自己之下有潘志这个主治医师,医大毕业六整年。无论是基础知识和基本操作, 都非常地扎实。不少人看着他那尚残存清秀的年轻脸孔,会误以为他是个好欺负的。但一年接触下来, 石主任发自内心地感受到,潘志那人的表象和实际, 完全是两回事儿。
——他比那些在社会上浸泡十年、二十年的老油条们, 更懂得取舍和进退。好像审时度势和察言观色,已经是他融在骨子里的一种本能。而他的性格里的坚韧、认真、能吃苦、勤奋, 这些与李敏相比,丝毫也不逊色。
他也就是天赋方面比傲人的谢逊、李敏差了而已。但潘志这个人的综合能力, 客观评价应该是在谢逊和李敏之上。那俩要是对潘志没防备,潘志卖了那俩, 也不是不可能的。
一个科室工作半年下来,石主任自觉已经理解了陈文强把潘志放来心胸外科的原因:潘志只有脱离了谢逊天赋光环的笼罩暗影, 才有机会出人头地。
哪怕自己晋上正主任医师, 要到65岁退休,哪怕还有十五年的时间,但那时的潘志恰恰好就是自己最适合的接班人。要是自己晋不上正高的话, 四十岁刚出头的潘志就能接手胸外科, 那正是一个外科大夫年华最好的时候。
这让石主任生出后继有人的欣慰, 也生出了岁月催人老的无奈。
潘志之下有住院总郑强,只比潘志晚了两年毕业。但各方面就全部无法跟潘志相比较了。很多时候是推一把动一下,不推就不动。一个字:懒。二个字超懒。空有不服气、不逊与人的幻想,少了脚踏实地的努力。不改的话,以后难免会沦落到庸碌之流的。
再后面是去年医学院毕业的覃璋和何勇。覃璋可惜了……何勇是自己带的,也就一般般了,不论他的身高、还是个人努力程度,都不适合留在自己这个要求比较高的心胸外科。

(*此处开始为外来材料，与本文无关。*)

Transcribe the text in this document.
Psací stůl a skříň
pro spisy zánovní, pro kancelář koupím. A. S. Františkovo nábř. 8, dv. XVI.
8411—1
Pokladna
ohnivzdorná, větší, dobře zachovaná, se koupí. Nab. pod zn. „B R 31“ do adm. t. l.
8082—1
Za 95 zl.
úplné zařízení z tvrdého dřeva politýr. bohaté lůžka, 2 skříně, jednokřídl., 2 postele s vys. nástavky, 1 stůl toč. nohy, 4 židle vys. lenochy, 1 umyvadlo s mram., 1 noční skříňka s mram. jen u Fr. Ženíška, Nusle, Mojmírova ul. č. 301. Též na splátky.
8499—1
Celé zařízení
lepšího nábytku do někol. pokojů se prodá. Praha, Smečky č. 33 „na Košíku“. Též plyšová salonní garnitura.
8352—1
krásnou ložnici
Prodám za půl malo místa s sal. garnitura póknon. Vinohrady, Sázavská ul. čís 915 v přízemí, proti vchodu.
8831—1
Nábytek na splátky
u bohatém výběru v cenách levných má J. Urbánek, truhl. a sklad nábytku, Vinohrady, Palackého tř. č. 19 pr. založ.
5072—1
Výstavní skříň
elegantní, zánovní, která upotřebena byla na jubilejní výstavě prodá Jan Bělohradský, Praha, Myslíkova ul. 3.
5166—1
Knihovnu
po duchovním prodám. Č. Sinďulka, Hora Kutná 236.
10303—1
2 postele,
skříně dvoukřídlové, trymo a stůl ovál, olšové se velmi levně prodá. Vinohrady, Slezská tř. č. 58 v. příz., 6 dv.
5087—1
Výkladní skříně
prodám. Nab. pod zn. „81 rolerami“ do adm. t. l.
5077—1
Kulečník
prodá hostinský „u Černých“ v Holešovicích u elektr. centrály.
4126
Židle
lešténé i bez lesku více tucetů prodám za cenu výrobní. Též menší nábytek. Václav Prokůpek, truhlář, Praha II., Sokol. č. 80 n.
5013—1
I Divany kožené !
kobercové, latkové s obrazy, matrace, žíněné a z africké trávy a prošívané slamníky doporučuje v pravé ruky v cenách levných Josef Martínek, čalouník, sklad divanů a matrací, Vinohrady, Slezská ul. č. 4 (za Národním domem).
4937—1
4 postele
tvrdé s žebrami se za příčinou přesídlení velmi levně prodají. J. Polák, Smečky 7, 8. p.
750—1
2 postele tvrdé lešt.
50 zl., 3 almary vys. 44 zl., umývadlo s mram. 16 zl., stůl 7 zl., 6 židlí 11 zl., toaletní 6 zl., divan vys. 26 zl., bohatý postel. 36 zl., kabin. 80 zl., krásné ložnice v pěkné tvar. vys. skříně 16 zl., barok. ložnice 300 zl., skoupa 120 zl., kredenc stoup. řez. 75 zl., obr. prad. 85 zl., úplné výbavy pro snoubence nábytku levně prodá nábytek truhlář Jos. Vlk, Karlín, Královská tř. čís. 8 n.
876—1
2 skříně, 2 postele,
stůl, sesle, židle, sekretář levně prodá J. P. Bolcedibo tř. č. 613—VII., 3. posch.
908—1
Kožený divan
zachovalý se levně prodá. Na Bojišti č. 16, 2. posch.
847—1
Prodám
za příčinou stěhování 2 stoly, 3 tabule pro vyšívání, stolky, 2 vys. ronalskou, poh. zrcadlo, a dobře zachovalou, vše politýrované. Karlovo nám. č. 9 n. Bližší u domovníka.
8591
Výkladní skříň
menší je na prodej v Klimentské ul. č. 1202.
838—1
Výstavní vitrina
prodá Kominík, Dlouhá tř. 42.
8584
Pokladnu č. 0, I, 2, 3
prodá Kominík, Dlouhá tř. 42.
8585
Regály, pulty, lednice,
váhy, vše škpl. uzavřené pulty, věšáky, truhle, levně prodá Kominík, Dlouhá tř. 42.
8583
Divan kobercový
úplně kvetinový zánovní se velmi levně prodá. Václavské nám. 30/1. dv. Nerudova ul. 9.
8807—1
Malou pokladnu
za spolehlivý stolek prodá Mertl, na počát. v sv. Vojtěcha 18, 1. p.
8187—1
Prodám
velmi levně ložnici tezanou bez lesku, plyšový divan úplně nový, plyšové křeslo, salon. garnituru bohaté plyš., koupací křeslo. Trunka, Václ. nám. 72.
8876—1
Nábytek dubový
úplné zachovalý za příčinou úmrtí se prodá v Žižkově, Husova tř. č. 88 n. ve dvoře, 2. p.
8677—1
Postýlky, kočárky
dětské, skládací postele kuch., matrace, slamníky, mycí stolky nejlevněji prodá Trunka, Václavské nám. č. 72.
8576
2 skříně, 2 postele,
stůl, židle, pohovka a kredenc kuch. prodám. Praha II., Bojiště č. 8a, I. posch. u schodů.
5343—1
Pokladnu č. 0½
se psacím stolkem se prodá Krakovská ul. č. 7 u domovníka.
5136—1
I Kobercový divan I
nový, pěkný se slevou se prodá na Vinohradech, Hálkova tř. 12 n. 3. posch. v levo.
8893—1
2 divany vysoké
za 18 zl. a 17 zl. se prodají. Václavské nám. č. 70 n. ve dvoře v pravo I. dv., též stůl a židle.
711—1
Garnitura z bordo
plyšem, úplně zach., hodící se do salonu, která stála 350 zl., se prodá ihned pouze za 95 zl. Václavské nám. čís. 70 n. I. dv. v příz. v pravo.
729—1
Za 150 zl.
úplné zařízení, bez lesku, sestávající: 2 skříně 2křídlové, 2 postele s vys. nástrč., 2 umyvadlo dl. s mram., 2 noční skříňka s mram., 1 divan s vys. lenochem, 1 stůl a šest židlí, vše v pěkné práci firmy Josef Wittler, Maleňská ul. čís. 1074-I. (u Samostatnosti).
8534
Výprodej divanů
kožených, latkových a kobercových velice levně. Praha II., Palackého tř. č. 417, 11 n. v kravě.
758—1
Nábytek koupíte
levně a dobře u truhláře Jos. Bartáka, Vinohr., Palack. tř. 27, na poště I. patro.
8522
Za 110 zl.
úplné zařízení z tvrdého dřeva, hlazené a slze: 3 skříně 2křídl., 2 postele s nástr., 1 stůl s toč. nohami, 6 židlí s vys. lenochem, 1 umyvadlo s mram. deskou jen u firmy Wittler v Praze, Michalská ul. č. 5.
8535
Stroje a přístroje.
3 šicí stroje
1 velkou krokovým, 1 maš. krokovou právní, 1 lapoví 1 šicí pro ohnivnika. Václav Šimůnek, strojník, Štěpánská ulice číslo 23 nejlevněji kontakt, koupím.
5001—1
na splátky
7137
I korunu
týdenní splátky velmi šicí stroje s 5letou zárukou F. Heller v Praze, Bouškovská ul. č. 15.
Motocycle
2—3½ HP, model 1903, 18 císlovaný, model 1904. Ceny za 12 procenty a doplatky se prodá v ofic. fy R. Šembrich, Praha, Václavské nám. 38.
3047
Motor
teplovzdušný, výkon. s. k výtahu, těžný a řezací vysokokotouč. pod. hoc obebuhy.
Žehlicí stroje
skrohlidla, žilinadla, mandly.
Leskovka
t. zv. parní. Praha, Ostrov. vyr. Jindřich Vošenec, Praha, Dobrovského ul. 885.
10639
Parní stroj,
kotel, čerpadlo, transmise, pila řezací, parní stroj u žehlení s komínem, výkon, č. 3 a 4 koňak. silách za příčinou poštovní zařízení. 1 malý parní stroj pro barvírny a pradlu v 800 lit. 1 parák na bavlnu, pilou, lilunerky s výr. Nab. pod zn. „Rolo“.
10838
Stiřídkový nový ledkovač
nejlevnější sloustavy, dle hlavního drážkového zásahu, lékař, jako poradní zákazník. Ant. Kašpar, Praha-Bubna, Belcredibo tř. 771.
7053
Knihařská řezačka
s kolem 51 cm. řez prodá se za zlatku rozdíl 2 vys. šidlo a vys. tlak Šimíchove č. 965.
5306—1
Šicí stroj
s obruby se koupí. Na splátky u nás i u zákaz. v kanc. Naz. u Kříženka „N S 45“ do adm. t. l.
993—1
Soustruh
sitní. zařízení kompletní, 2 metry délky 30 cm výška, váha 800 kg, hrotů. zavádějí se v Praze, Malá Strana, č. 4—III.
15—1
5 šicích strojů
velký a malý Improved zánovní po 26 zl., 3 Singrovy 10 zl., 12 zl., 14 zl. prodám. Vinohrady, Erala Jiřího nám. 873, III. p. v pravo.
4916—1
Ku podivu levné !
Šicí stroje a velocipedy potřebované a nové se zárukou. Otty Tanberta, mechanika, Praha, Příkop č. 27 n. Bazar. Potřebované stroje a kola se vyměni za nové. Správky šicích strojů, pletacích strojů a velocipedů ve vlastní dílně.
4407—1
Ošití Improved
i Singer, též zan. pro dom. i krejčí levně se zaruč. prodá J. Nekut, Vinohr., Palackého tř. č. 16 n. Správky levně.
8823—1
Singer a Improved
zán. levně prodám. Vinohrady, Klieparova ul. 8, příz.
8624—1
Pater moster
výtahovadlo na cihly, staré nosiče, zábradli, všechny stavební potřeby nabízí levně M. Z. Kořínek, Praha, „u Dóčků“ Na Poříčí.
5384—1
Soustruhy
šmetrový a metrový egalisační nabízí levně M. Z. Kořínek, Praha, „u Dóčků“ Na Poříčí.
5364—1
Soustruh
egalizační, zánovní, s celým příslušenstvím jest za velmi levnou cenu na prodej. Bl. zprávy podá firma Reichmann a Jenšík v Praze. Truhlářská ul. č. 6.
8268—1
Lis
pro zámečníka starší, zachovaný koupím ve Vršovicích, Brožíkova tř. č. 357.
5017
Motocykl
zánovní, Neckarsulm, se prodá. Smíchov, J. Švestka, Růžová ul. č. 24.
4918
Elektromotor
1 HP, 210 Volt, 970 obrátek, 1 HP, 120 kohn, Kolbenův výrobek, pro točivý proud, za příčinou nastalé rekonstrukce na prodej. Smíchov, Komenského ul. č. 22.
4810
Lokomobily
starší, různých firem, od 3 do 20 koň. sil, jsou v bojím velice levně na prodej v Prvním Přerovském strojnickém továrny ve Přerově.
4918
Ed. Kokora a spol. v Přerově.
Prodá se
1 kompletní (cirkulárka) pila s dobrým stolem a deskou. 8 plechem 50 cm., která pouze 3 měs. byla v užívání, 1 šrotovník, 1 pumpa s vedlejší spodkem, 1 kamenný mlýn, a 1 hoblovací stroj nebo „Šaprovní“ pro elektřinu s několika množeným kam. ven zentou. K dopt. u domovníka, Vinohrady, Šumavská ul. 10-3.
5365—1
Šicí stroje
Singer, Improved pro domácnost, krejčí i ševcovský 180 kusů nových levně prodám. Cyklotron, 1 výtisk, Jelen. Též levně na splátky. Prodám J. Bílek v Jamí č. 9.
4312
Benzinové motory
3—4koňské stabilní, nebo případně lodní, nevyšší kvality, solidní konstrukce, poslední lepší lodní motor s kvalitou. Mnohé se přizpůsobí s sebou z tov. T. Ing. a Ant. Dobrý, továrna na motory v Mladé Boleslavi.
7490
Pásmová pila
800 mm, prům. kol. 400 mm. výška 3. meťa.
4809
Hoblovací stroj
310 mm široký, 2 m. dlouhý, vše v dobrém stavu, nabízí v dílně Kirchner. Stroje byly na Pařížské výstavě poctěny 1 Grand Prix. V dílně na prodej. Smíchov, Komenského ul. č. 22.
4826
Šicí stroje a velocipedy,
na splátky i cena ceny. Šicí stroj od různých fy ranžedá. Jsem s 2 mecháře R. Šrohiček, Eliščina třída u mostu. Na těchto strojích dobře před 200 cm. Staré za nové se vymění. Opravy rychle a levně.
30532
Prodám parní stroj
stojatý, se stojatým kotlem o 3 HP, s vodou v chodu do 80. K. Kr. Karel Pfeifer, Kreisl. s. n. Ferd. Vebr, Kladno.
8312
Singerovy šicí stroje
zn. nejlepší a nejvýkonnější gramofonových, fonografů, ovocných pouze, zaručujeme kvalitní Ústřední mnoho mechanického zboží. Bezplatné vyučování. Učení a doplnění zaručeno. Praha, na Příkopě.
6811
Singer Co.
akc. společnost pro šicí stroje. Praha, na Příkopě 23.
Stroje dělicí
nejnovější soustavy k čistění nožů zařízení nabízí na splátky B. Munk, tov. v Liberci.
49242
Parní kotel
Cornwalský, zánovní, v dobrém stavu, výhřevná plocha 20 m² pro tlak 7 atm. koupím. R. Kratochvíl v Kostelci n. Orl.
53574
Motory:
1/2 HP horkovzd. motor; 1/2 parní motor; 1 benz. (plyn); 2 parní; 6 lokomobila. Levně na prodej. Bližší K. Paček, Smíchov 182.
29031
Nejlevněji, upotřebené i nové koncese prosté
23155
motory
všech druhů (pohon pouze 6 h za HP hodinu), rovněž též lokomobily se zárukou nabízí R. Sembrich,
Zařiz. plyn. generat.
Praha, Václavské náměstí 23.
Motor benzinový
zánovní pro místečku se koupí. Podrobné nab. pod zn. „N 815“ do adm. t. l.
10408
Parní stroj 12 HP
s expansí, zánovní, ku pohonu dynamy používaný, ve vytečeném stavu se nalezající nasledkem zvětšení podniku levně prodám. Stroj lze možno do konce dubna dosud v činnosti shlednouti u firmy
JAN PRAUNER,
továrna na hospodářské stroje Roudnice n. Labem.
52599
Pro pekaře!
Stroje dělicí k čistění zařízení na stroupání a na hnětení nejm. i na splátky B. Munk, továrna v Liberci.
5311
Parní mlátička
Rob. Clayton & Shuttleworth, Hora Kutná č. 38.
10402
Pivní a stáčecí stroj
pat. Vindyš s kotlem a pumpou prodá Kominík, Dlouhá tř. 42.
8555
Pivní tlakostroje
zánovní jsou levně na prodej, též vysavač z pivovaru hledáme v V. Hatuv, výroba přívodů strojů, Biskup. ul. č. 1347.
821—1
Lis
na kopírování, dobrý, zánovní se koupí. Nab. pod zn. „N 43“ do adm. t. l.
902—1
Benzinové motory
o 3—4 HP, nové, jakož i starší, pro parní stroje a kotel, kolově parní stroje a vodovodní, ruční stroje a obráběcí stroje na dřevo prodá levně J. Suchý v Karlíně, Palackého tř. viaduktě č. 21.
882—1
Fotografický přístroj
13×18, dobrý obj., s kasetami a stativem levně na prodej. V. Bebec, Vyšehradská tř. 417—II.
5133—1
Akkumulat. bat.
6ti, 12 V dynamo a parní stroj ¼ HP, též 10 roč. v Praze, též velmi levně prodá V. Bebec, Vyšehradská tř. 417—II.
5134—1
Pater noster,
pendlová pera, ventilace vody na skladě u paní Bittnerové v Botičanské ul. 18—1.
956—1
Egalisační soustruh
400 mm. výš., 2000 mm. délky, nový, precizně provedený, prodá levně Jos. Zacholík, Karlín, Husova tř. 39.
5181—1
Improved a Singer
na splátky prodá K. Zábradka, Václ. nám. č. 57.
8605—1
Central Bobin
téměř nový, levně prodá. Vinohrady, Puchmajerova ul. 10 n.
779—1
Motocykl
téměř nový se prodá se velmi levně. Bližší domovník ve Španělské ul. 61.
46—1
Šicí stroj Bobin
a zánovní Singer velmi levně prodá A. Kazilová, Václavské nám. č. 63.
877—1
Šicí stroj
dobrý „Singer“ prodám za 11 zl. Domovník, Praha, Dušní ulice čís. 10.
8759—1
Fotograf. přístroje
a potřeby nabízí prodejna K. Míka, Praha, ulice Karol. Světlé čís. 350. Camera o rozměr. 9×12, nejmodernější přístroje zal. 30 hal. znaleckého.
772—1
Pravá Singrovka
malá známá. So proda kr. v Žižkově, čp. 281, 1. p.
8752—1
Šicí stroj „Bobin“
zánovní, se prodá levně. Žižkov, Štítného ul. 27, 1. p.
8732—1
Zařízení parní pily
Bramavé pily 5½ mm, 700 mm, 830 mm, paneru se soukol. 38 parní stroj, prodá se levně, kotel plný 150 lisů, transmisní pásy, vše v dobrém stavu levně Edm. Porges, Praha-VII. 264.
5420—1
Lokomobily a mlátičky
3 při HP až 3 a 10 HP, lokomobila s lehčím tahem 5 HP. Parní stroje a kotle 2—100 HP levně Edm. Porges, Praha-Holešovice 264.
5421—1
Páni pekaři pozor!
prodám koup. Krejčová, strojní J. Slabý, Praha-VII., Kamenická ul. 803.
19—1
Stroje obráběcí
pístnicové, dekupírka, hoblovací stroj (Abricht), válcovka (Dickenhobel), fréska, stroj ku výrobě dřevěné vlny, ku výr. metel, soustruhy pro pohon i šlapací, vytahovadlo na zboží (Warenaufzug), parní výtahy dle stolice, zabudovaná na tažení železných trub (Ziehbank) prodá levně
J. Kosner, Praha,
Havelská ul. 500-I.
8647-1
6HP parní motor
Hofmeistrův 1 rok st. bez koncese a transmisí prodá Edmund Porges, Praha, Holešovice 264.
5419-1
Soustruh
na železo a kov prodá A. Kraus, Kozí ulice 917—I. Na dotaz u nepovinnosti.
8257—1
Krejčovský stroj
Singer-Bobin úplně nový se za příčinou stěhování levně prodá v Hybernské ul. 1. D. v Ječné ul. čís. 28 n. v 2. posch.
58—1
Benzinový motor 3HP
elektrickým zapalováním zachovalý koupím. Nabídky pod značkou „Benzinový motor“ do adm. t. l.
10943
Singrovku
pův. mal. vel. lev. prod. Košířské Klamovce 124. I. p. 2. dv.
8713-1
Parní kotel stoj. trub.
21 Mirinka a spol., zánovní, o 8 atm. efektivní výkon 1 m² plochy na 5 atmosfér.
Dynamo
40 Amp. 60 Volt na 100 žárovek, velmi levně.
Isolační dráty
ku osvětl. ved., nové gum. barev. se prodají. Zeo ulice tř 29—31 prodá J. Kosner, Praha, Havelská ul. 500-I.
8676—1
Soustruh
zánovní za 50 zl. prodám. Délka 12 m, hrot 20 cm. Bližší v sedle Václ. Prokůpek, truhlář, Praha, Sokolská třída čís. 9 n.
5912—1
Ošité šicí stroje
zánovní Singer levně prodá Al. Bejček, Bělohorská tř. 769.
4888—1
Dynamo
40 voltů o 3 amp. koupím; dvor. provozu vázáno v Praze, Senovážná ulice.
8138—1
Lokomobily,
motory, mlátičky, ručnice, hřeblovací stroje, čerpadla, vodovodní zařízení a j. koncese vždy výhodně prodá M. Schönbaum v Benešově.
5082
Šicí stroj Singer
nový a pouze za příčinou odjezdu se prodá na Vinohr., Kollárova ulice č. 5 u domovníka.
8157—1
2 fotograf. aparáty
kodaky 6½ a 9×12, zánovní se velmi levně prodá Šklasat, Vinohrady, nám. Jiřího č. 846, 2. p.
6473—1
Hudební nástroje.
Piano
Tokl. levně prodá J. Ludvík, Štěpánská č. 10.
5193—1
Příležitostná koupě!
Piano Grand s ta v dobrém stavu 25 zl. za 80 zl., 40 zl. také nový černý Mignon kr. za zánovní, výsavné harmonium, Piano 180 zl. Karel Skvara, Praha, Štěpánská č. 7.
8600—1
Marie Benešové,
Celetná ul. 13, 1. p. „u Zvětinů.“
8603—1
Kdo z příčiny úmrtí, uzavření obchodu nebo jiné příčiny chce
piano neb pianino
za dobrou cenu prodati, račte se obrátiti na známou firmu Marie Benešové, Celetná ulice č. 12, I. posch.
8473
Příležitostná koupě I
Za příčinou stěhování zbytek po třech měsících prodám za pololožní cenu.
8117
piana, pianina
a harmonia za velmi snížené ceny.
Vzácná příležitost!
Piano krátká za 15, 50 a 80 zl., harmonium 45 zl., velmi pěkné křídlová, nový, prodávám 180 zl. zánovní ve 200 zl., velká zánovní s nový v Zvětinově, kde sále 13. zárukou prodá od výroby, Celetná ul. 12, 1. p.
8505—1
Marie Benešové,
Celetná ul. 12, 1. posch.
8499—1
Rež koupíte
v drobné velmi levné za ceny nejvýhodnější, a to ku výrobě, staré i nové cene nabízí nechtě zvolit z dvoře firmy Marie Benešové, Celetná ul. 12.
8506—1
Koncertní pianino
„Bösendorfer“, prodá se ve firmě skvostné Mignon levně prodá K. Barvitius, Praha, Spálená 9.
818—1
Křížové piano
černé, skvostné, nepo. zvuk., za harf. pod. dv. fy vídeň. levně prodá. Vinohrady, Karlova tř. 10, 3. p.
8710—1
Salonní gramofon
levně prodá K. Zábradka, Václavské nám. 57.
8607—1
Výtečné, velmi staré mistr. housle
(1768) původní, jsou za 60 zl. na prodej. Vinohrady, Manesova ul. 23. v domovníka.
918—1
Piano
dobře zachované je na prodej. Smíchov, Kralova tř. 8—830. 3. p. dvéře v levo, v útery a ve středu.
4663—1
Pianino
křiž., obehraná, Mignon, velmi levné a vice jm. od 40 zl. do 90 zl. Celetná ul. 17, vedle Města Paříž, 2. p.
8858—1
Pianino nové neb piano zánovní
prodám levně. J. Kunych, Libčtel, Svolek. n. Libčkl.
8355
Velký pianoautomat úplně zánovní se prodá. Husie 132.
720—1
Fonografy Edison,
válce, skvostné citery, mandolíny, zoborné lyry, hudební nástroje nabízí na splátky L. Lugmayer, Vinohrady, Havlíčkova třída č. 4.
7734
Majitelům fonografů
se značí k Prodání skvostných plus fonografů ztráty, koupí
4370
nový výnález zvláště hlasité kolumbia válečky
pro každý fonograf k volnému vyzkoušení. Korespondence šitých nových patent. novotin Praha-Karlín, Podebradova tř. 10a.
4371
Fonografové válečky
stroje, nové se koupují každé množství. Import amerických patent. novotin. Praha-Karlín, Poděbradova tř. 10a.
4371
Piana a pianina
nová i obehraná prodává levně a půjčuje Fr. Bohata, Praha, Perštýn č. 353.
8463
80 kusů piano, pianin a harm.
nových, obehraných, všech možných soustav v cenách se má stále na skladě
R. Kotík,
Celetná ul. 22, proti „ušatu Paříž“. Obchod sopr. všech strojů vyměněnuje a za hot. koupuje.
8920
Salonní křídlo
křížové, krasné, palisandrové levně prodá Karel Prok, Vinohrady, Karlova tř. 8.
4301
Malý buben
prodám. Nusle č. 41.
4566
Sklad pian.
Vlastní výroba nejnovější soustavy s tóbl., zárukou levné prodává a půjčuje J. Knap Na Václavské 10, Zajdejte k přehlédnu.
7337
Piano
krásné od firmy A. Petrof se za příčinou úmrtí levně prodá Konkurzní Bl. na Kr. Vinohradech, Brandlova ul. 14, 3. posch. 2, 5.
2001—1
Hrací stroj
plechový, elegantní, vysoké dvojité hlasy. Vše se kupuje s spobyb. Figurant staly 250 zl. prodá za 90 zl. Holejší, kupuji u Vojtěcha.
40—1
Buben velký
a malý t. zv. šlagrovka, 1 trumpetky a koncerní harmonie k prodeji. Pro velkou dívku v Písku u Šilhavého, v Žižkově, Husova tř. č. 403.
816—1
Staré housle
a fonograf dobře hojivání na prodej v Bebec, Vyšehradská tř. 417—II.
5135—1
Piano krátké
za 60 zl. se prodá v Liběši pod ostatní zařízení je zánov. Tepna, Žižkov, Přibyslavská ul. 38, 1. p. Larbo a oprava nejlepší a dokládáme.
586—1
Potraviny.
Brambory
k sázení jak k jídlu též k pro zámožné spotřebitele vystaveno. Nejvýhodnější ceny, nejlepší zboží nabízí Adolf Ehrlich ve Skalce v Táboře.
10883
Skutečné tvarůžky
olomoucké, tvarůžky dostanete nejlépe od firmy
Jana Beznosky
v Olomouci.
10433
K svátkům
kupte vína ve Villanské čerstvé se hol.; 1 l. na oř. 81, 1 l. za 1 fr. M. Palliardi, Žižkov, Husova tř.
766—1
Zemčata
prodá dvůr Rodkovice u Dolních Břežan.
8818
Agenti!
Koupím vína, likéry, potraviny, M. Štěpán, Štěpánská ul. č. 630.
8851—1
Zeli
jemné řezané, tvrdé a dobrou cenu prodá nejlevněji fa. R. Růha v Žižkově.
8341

看着何勇,石主任心生疑窦。陈文强把何勇定在胸外科,是打着以后要把何勇塞去泌尿那边的主意吧?若是泌尿外科能在三、五年内独立出去的话……那自己这几年内,不好好地使用老杨、小黄、还有何勇,让他们干分胸外科的奖金,那就太划不来了。
想到泌尿外科,石主任的目光落在杨卫国的身上。他不得不承认那句话有道理:女人就是一所学校,能培养出不同男人。和罗主任一起生活了11个月的杨大夫,如今也知道好歹……这好歹真是一言难尽。
虽然杨卫国今年的副高职称外语考试没通过,但石主任相信他明年应该可以通过的。罗主任那人啊,石主任觉得杨大夫要不是有这么个皮相,当真就配不上罗主任这个好强的副教授。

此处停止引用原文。